MRI shows how anxiety speeds Alzheimer’s progression

By Kate Madden Yee, staff writer
November 24, 2020

Brain MRI scans show that patients with anxiety progress more quickly from mild cognitive impairment (MCI) to Alzheimer’s disease, according to research to be presented at the upcoming virtual RSNA 2020 conference.

The findings suggest that there could be interventions for patients with mild cognitive impairment to mitigate progression to Alzheimer’s, wrote a team led by Dr. Maria Vittoria Spampinato of the Medical University of South Carolina (MUSC) in Charleston.
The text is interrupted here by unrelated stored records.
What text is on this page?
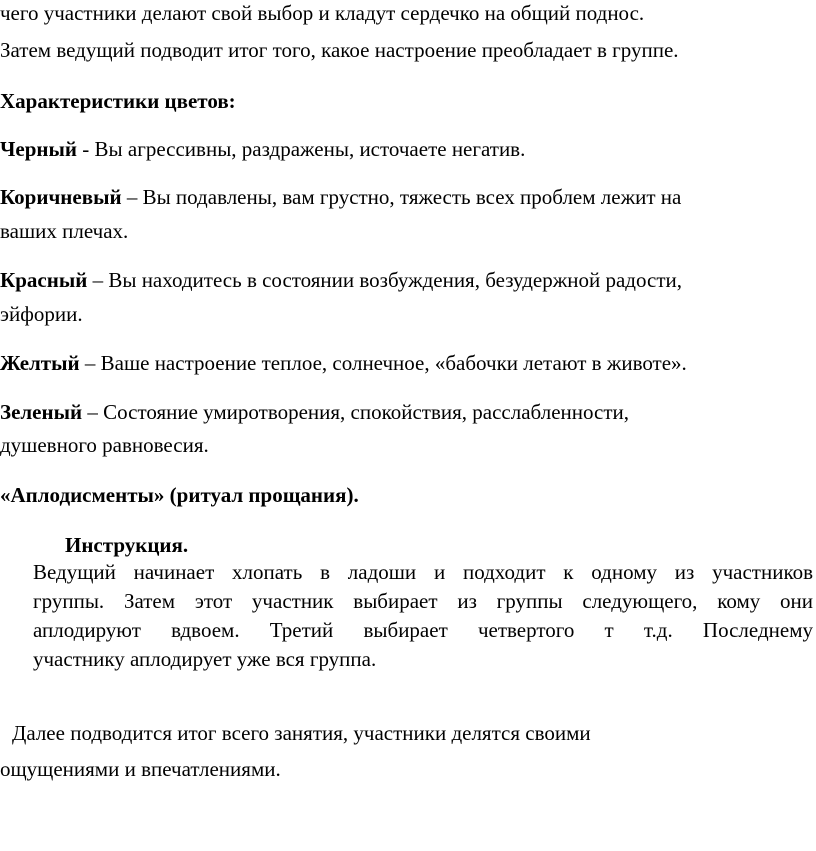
чего участники делают свой выбор и кладут сердечко на общий поднос.
Затем ведущий подводит итог того, какое настроение преобладает в группе.
Характеристики цветов:
Черный - Вы агрессивны, раздражены, источаете негатив.
Коричневый – Вы подавлены, вам грустно, тяжесть всех проблем лежит на
ваших плечах.
Красный – Вы находитесь в состоянии возбуждения, безудержной радости,
эйфории.
Желтый – Ваше настроение теплое, солнечное, «бабочки летают в животе».
Зеленый – Состояние умиротворения, спокойствия, расслабленности,
душевного равновесия.
«Аплодисменты» (ритуал прощания).
Инструкция.
Ведущий начинает хлопать в ладоши и подходит к одному из участников
группы. Затем этот участник выбирает из группы следующего, кому они
аплодируют вдвоем. Третий выбирает четвертого т т.д. Последнему
участнику аплодирует уже вся группа.
Далее подводится итог всего занятия, участники делятся своими
ощущениями и впечатлениями.
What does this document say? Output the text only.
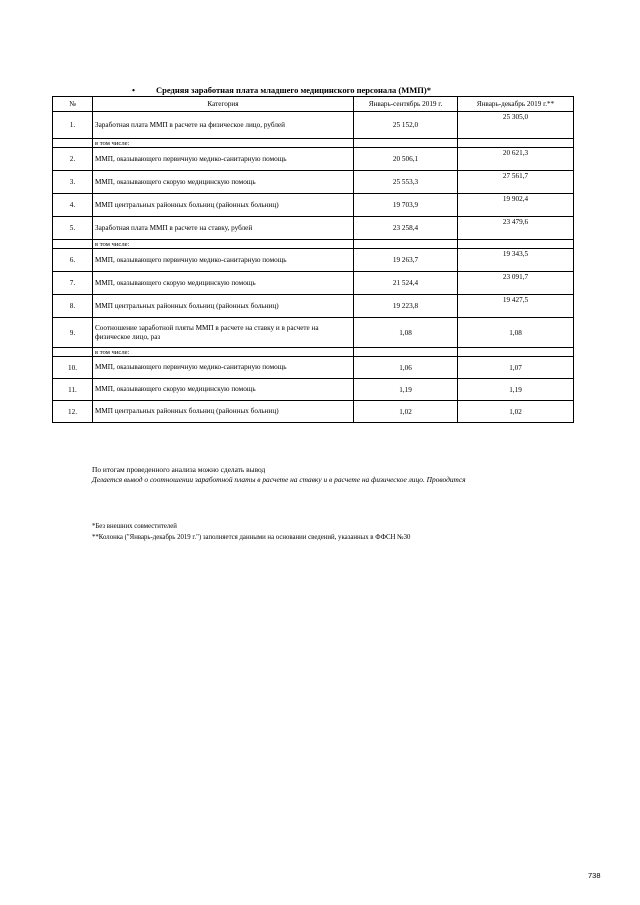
• Средняя заработная плата младшего медицинского персонала (ММП)*
№	Категория	Январь-сентябрь 2019 г.	Январь-декабрь 2019 г.**
1.	Заработная плата ММП в расчете на физическое лицо, рублей	25 152,0	25 305,0
	в том числе:		
2.	ММП, оказывающего первичную медико-санитарную помощь	20 506,1	20 621,3
3.	ММП, оказывающего скорую медицинскую помощь	25 553,3	27 561,7
4.	ММП центральных районных больниц (районных больниц)	19 703,9	19 902,4
5.	Заработная плата ММП в расчете на ставку, рублей	23 258,4	23 479,6
	в том числе:		
6.	ММП, оказывающего первичную медико-санитарную помощь	19 263,7	19 343,5
7.	ММП, оказывающего скорую медицинскую помощь	21 524,4	23 091,7
8.	ММП центральных районных больниц (районных больниц)	19 223,8	19 427,5
9.	Соотношение заработной пляты ММП в расчете на ставку и в расчете на физическое лицо, раз	1,08	1,08
	в том числе:		
10.	ММП, оказывающего первичную медико-санитарную помощь	1,06	1,07
11.	ММП, оказывающего скорую медицинскую помощь	1,19	1,19
12.	ММП центральных районных больниц (районных больниц)	1,02	1,02
По итогам проведенного анализа можно сделать вывод
Делается вывод о соотношении заработной платы в расчете на ставку и в расчете на физическое лицо. Проводится
*Без внешних совместителей
**Колонка ("Январь-декабрь 2019 г.") заполняется данными на основании сведений, указанных в ФФСН №30
738
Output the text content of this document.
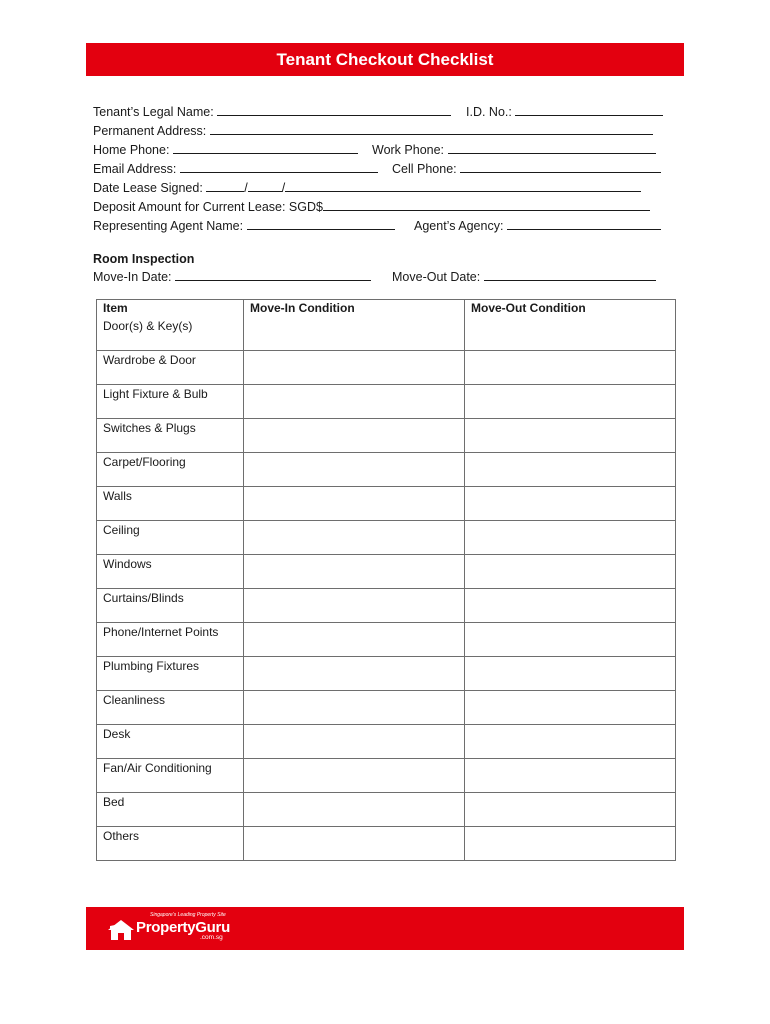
Tenant Checkout Checklist
Tenant’s Legal Name:	I.D. No.:
Permanent Address:
Home Phone:	Work Phone:
Email Address:	Cell Phone:
Date Lease Signed:	/	/
Deposit Amount for Current Lease: SGD$
Representing Agent Name:	Agent’s Agency:
Room Inspection
Move-In Date:	Move-Out Date:
Item	Move-In Condition	Move-Out Condition
Door(s) & Key(s)		
Wardrobe & Door		
Light Fixture & Bulb		
Switches & Plugs		
Carpet/Flooring		
Walls		
Ceiling		
Windows		
Curtains/Blinds		
Phone/Internet Points		
Plumbing Fixtures		
Cleanliness		
Desk		
Fan/Air Conditioning		
Bed		
Others		
Singapore's Leading Property Site
PropertyGuru
.com.sg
“Anxiety symptoms may hasten progression to Alzheimer’s disease in patients with mild cognitive impairment,” the researchers noted. “Recognizing and treating neuropsychiatric symptoms is important in the management of patients with early MCI.”

Patients who develop Alzheimer’s disease often start with mild cognitive impairment, a decline in memory and thinking skills that’s more rapid than what occurs with typical aging, the group wrote. Anxiety is often present in people with mild cognitive impairment, but its role in the progression toward Alzheimer’s disease has been unclear.
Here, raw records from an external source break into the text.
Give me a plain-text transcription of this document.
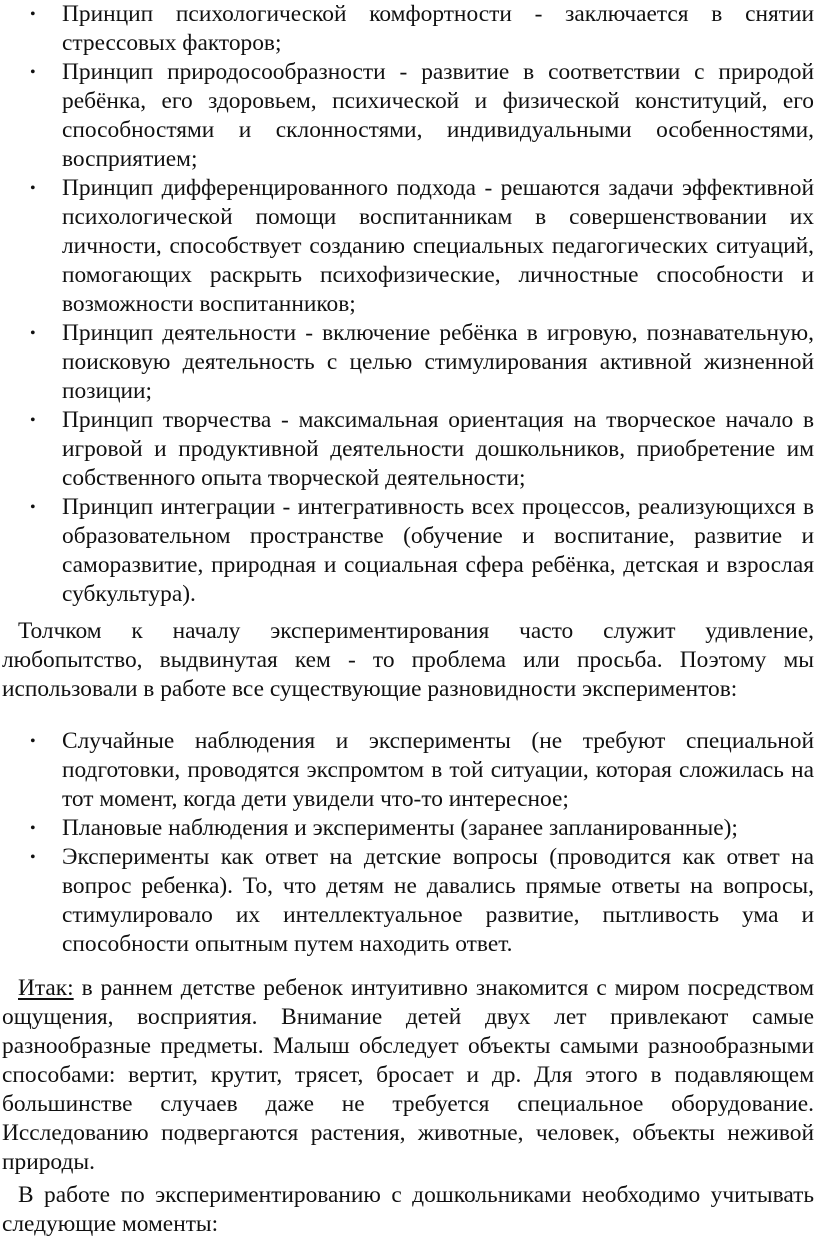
• Принцип психологической комфортности - заключается в снятии стрессовых факторов;
• Принцип природосообразности - развитие в соответствии с природой ребёнка, его здоровьем, психической и физической конституций, его способностями и склонностями, индивидуальными особенностями, восприятием;
• Принцип дифференцированного подхода - решаются задачи эффективной психологической помощи воспитанникам в совершенствовании их личности, способствует созданию специальных педагогических ситуаций, помогающих раскрыть психофизические, личностные способности и возможности воспитанников;
• Принцип деятельности - включение ребёнка в игровую, познавательную, поисковую деятельность с целью стимулирования активной жизненной позиции;
• Принцип творчества - максимальная ориентация на творческое начало в игровой и продуктивной деятельности дошкольников, приобретение им собственного опыта творческой деятельности;
• Принцип интеграции - интегративность всех процессов, реализующихся в образовательном пространстве (обучение и воспитание, развитие и саморазвитие, природная и социальная сфера ребёнка, детская и взрослая субкультура).

Толчком к началу экспериментирования часто служит удивление, любопытство, выдвинутая кем - то проблема или просьба. Поэтому мы использовали в работе все существующие разновидности экспериментов:

• Случайные наблюдения и эксперименты (не требуют специальной подготовки, проводятся экспромтом в той ситуации, которая сложилась на тот момент, когда дети увидели что-то интересное;
• Плановые наблюдения и эксперименты (заранее запланированные);
• Эксперименты как ответ на детские вопросы (проводится как ответ на вопрос ребенка). То, что детям не давались прямые ответы на вопросы, стимулировало их интеллектуальное развитие, пытливость ума и способности опытным путем находить ответ.

Итак: в раннем детстве ребенок интуитивно знакомится с миром посредством ощущения, восприятия. Внимание детей двух лет привлекают самые разнообразные предметы. Малыш обследует объекты самыми разнообразными способами: вертит, крутит, трясет, бросает и др. Для этого в подавляющем большинстве случаев даже не требуется специальное оборудование. Исследованию подвергаются растения, животные, человек, объекты неживой природы.

В работе по экспериментированию с дошкольниками необходимо учитывать следующие моменты:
“We know that volume loss in certain areas of the brain is a factor that predicts progression to Alzheimer’s disease,” Spampinato said. “In this study, we wanted to see if anxiety had an effect on brain structure, or if the effect of anxiety was independent from brain structure in favoring the progression of disease.”
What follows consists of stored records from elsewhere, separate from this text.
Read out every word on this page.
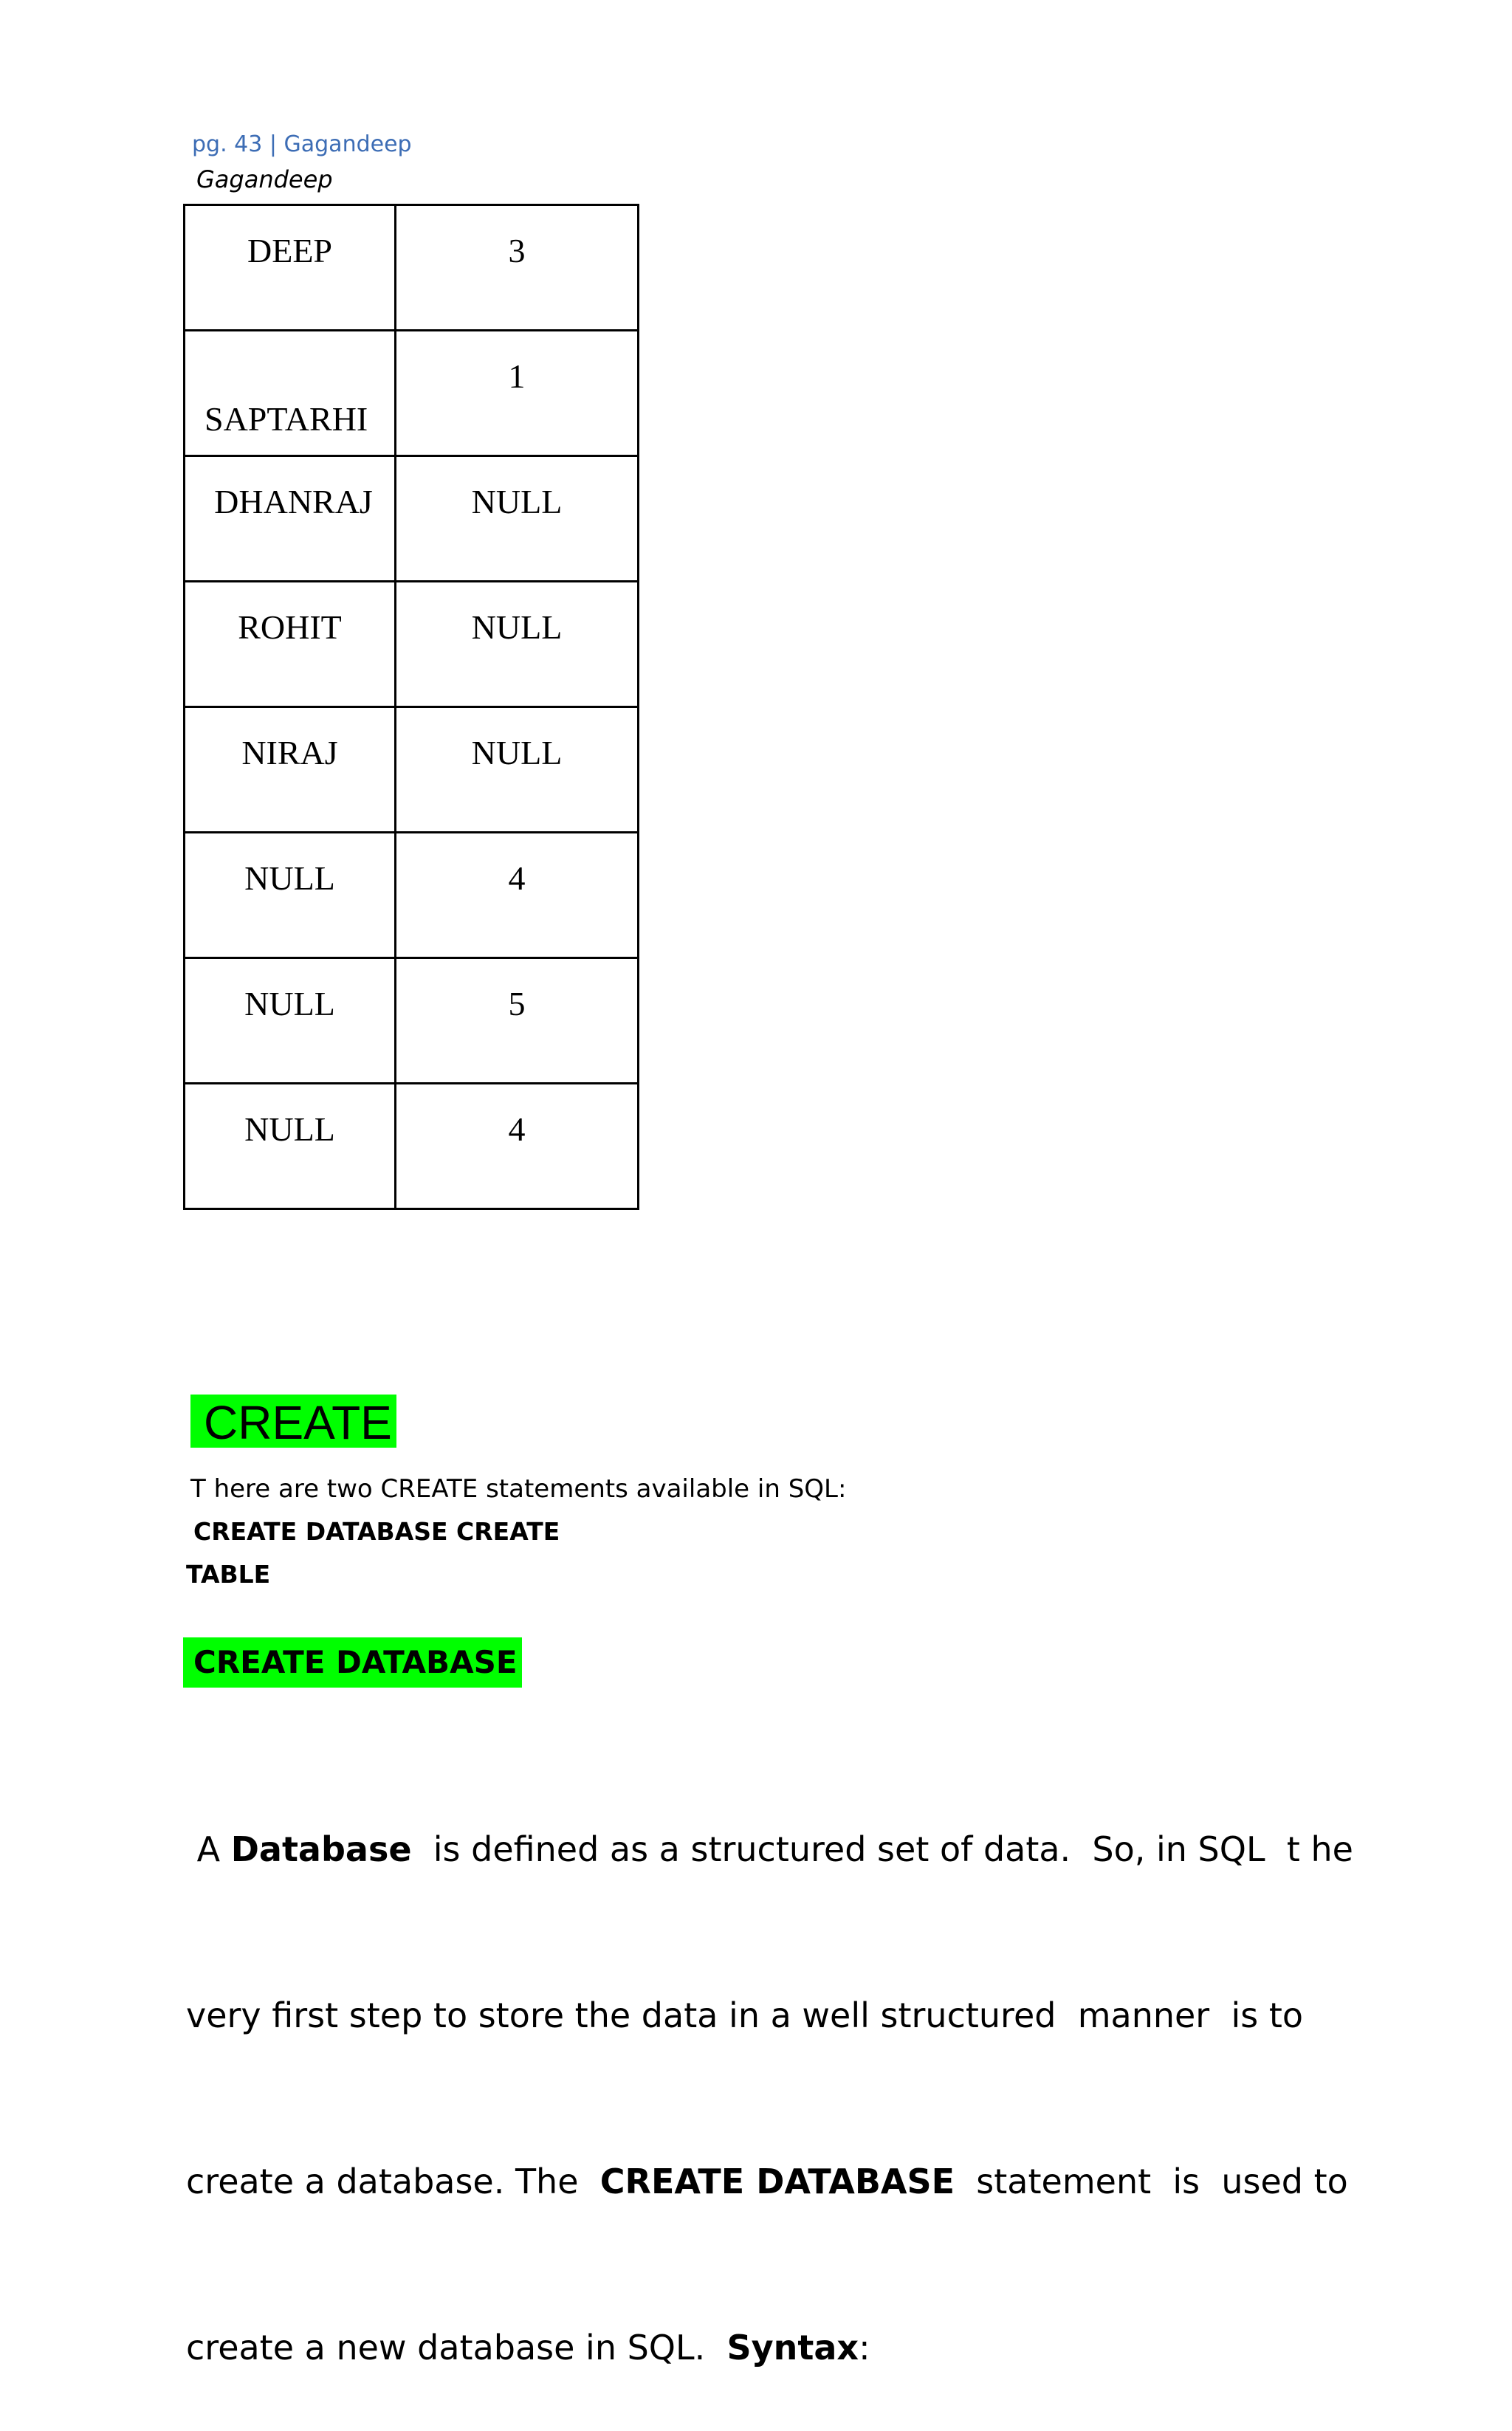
pg. 43 | Gagandeep
Gagandeep
DEEP	3

SAPTARHI	1

DHANRAJ	NULL

ROHIT	NULL

NIRAJ	NULL

NULL	4

NULL	5

NULL	4
CREATE
T here are two CREATE statements available in SQL:
CREATE DATABASE CREATE
TABLE
CREATE DATABASE

A Database  is defined as a structured set of data.  So, in SQL  t he

very first step to store the data in a well structured  manner  is to

create a database. The  CREATE DATABASE  statement  is  used to

create a new database in SQL.  Syntax:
The research included 339 patients (average age, 72) from the Alzheimer’s Disease Neuroimaging Initiative 2; each had a baseline diagnosis of mild cognitive impairment, and 72 went on to develop Alzheimer’s disease. The patients underwent a brain MRI scan to establish baseline volumes of the hippocampus and the entorhinal cortex — which are areas of the brain key to forming memories.

Individuals were also tested for ApoE4 allele, a common genetic risk factor for Alzheimer’s. The study participants’ anxiety levels were assessed with two surveys: the Neuropsychiatric Inventory and the Geriatric Depression Scale.

Not surprisingly, Spampinato and colleagues found that patients who developed Alzheimer’s disease had lower volumes in the hippocampus and the entorhinal cortex and greater frequency of the ApoE4 allele. But they also had higher levels of anxiety than their counterparts who did not go on to develop the disease.

“Mild cognitive impairment patients with anxiety symptoms developed Alzheimer’s disease faster than individuals without anxiety, independently of whether they had a genetic risk factor for Alzheimer’s disease or brain volume loss,” study first author and MUSC medical student Jenny Ulber said in the RSNA statement.

This connection between anxiety and Alzheimer’s disease suggests there may be ways to support patients with mild cognitive impairment, according to Ulber.

“The geriatric population is routinely screened for depression in many hospitals, but perhaps this vulnerable population should also be assessed for anxiety disorders,” she said. “Middle-aged and elderly individuals with high levels of anxiety may benefit from intervention, whether it be pharmacological or cognitive behavioral therapy, with the goal of slowing cognitive decline.”